Windows 10 hinterlässt mich zwiegespalten. Einerseits ist viel Potential sichtbar und es könnte ein guter Nachfolger von Windows 7 werden. Auch für Kachel-Hasser und sogar für Kachel-Fans. Aber: Warum zur Hölle plant Microsoft wieder ein System für alle? Smartphones, Tablets, Xbox One: alle sollen Windows 10 bekommen. Kann das klappen?

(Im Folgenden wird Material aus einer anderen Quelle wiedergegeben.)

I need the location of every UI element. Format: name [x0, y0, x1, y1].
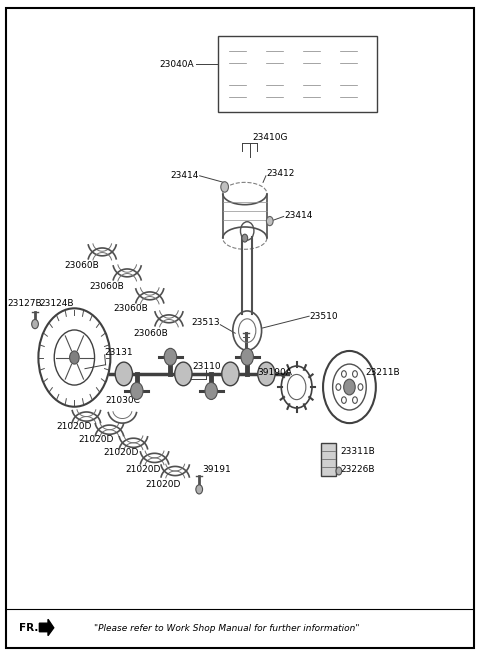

Ich glaube nicht.
 

Smartphone-VR

Oculus Rift hat hohe Wellen geschlagen. Eine Virtual-Reality-Brille für voraussichtlich gerade einmal 300-400 Euro, mit einem wirklich umwerfenden Eindruck und einer gigantischen Immersion – das gabs noch nie. Wer die Rift mit einem Schulterzucken und dem Argument „hat schon in den 1990ern nicht geklappt“ übersieht die seitdem deutlich besser gewordene Technik. Reaktionsschnelle TFT-Bildschirme und vor allem viel Rechenpower in aktuellen PCs sorgen für eine ruckel- und übelkeitsfreie VR. Tatsächlich setzt selbst Oculus VR, dank Milliarden von Facebook nun kein armes Unternehmen mehr, auf Smartphone-Bildschirme zur Darstellung. Hier treffen hohe Auflösungen und Mobilität perfekt zusammen.
 

Logisch, dass da Hersteller der Ãœberzeugung sind, ein Smartphone und ein Gehäuse dafür um es vor den Augen zu tragen, das muss ja reichen. Nach der Durovis Dive, die wenigstens nur knapp 60 Euro kostet und das Einsetzen eines eigenen Smartphones voraussetzt, kommen auch andere Hersteller auf die VR-Idee.
 

Allen voran natürlich Samsung, die als Kooperationspartner von Oculus VR einiges an Knowhow bekommen haben und somit wohl eine der beeindruckenderen Smartphone-VR-Brillen präsentieren dürften. Weniger beeindruckend hingegen ist der Preis, hier dürfte Samsung ganz schnell fast alle potentiellen Kunden verlieren.
 


 

Nun rückt auch Carl Zeiss nach. Deren Cinemizer OLED hatte einen schweren Stand, erschien doch just direkt nach dem Release der Cinemizer der erste Testballon von Oculus Rift. Die Videobrille von Zeiss konnte absolut nicht mithalten, zumal selbst der später noch angebotene Headtracker keine ausreichende Immersion schaffen konnte. Was auch am begrenzten Blickfeld der Cinemizer lag: Wer durch die Zeiss-Brille schaut, hat einen Fernseher mit viel schwarz vor den Augen. Mäusekino. Die Rift hingegen schließt das gesamte Sichtfeld ein, man taucht in einer anderen Welt ab anstatt sie nur aus der Entfernung anzusehen.
 

Nun kommen wir zur Performance – Zeiss und Samsung setzen auf Smartphones. Auch um die Integration eines Displays und eine Verbindung zum PC zu sparen. Nun haben Smartphones jetzt viele tolle Eigenschaften, beachtliche Grafikleistung gehört aber nicht dazu. Klar, auch grafisch abgespeckte Spiele und VR-Anwendungen können Spaß machen. Aber wenn da ein PC ganze Universen fotorealistisch rendert, dann will niemand untexturierte Polygone. Vor allem nicht, wenn die Smartphone-Lösung doppelt so teuer ist wie die Oculus Rift.